Publié le 06 mai 2010 par Sophiel

paresse.jpegUne des choses que l’on apprend très jeune, c’est que l’oisiveté est une activité politiquement incorrecte. Or, si on y réfléchit un peu, si l’oisiveté est une activité, cela ne peut être nocif puisque l’activité est bonne pour la santé !

Le paresseux n’est sans doute pas apprécié à sa juste mesure car il lui faut fournir des efforts considérables pour maintenir son état de fainéantise au maximum de ses capacités. 

Dès sa petite enfance, cet indolent est contrarié dans sa vraie nature tel le gaucher que l’on oblige à écrire de la main droite.

Bébé, alors que tranquillement allongé sur le dos, plongé dans la contemplation stérile du plafond décrépi, des bras par trop dynamiques l’agrippent le forçant par là à maintenir sa tête aussi droite que possible. Epuisé par cette épreuve, il s’en endort sur son biberon, aussitôt dérangé par la tétine qu’on lui enfonce dans le gosier l’incitant à renouveler cet effort de succion qui l’achève.
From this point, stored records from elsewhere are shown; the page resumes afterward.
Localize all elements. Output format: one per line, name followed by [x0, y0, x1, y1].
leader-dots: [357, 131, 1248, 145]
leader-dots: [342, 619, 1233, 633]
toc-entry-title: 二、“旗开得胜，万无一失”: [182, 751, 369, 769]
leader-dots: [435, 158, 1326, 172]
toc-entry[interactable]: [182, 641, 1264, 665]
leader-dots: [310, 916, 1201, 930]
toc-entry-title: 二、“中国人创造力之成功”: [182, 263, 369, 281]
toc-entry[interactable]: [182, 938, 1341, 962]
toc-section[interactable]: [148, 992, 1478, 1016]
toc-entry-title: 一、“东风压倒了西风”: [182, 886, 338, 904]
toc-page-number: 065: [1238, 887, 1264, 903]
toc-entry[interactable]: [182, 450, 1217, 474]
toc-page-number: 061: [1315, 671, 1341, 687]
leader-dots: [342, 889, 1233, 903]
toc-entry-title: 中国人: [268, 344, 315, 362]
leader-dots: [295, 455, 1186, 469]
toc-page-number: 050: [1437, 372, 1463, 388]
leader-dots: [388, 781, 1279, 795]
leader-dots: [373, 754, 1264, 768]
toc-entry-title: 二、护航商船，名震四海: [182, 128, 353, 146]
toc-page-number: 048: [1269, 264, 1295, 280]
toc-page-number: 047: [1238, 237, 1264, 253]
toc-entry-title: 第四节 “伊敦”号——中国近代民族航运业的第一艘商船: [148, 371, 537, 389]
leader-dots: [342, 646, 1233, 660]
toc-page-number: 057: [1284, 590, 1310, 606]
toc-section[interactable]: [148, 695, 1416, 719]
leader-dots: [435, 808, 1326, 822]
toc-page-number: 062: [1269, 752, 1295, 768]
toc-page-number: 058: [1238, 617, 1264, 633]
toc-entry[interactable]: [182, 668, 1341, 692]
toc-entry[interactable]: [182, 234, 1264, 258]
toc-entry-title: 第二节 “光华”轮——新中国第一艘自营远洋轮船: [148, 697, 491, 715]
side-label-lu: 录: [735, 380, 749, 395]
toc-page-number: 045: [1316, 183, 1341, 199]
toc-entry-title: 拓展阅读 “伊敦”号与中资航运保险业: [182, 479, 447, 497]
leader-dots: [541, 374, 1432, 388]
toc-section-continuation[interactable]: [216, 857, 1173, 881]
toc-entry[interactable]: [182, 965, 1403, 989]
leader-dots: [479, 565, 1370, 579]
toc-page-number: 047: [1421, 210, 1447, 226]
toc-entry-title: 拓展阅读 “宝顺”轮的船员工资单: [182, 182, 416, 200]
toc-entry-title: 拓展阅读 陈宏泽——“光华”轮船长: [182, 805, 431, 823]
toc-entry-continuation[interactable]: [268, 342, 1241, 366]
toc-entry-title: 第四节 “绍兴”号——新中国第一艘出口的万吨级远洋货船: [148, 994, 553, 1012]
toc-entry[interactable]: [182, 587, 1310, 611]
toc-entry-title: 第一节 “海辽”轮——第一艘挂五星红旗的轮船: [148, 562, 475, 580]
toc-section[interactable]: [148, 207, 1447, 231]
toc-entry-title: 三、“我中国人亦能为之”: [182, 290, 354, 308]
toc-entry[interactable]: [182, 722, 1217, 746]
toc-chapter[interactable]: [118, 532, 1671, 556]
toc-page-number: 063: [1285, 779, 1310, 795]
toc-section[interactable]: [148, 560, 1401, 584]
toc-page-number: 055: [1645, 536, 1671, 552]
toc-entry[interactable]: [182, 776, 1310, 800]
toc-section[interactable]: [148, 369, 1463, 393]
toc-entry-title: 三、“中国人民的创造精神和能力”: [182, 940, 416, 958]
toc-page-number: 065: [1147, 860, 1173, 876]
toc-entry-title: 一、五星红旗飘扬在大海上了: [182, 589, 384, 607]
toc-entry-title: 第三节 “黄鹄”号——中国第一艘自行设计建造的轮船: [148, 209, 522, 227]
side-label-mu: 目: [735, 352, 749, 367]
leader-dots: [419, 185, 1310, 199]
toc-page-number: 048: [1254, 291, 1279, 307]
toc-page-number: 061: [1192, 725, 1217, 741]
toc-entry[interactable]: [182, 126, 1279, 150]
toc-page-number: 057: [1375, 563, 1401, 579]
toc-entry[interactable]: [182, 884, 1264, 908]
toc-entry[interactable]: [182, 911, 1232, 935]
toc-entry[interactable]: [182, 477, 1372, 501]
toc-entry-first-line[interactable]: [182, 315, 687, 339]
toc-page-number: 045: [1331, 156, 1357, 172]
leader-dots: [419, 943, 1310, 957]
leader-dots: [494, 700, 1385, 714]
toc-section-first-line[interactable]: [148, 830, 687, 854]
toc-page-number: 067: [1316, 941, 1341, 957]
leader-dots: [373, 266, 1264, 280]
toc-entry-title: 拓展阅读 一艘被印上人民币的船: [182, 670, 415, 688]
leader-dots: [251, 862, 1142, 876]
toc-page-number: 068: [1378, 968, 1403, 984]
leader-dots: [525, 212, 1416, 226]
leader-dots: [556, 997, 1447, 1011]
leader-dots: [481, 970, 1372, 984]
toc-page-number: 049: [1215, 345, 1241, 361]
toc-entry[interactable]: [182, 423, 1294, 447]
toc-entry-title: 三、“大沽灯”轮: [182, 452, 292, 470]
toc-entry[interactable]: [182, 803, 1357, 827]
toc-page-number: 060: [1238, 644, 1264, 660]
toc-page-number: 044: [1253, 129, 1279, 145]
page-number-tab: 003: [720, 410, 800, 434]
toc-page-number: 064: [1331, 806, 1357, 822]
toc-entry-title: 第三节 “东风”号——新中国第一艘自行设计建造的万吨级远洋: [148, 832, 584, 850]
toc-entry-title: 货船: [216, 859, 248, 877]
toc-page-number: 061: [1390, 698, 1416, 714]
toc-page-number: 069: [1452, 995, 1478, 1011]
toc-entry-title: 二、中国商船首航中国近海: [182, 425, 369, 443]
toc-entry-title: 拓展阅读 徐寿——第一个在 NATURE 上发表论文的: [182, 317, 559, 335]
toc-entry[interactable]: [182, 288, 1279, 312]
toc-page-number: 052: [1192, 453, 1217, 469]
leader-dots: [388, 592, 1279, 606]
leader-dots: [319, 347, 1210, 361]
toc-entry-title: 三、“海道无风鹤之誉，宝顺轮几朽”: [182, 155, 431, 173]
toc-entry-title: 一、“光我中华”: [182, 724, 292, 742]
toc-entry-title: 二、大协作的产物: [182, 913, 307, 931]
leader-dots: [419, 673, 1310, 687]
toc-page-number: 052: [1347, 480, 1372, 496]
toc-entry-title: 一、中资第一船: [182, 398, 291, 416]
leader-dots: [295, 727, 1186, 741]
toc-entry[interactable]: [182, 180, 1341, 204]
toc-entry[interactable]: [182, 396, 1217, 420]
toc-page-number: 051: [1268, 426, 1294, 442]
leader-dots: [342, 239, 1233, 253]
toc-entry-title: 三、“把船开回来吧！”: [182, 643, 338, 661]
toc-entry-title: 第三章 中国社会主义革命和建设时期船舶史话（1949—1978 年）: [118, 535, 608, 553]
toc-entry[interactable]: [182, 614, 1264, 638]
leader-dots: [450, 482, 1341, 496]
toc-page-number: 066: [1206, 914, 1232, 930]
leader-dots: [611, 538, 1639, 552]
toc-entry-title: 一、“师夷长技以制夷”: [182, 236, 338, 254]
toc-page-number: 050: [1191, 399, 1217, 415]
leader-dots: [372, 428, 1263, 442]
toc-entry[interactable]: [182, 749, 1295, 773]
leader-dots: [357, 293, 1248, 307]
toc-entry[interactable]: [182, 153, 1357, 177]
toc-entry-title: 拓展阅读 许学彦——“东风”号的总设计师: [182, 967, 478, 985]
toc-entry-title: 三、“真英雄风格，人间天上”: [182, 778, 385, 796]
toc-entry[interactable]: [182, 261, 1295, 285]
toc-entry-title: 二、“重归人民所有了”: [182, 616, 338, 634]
Plus âgé, voilà qu’on le pousse sans relâche à se tenir vertical sur ses pieds bien qu’auparavant on le laissait joyeusement jouer avec !

Il commence à se douter que le monde ne tourne pas dans le même sens que le sien, qu’il est un être à part, contraint de se plier à des activités contre nature.

Et cela va de mal en pis !

Individu à la parole économe, ne s’exprimant que lorsque c’est absolument nécessaire : « Manger, boire, pipi, caca », le voici abandonné dans un lieu empli de petits personnages survoltés sous la houlette d’une non moins excitée prenant un malin plaisir à le sortir de son inertie pour ânonner des lettres et des consignes dont il n’a cure, d’autant que jusqu’à présent on avait l’obligeance de lui lire des histoires ou de lui chanter des chansons dont le ronronnement l’emplissait d’une douce torpeur réparatrice.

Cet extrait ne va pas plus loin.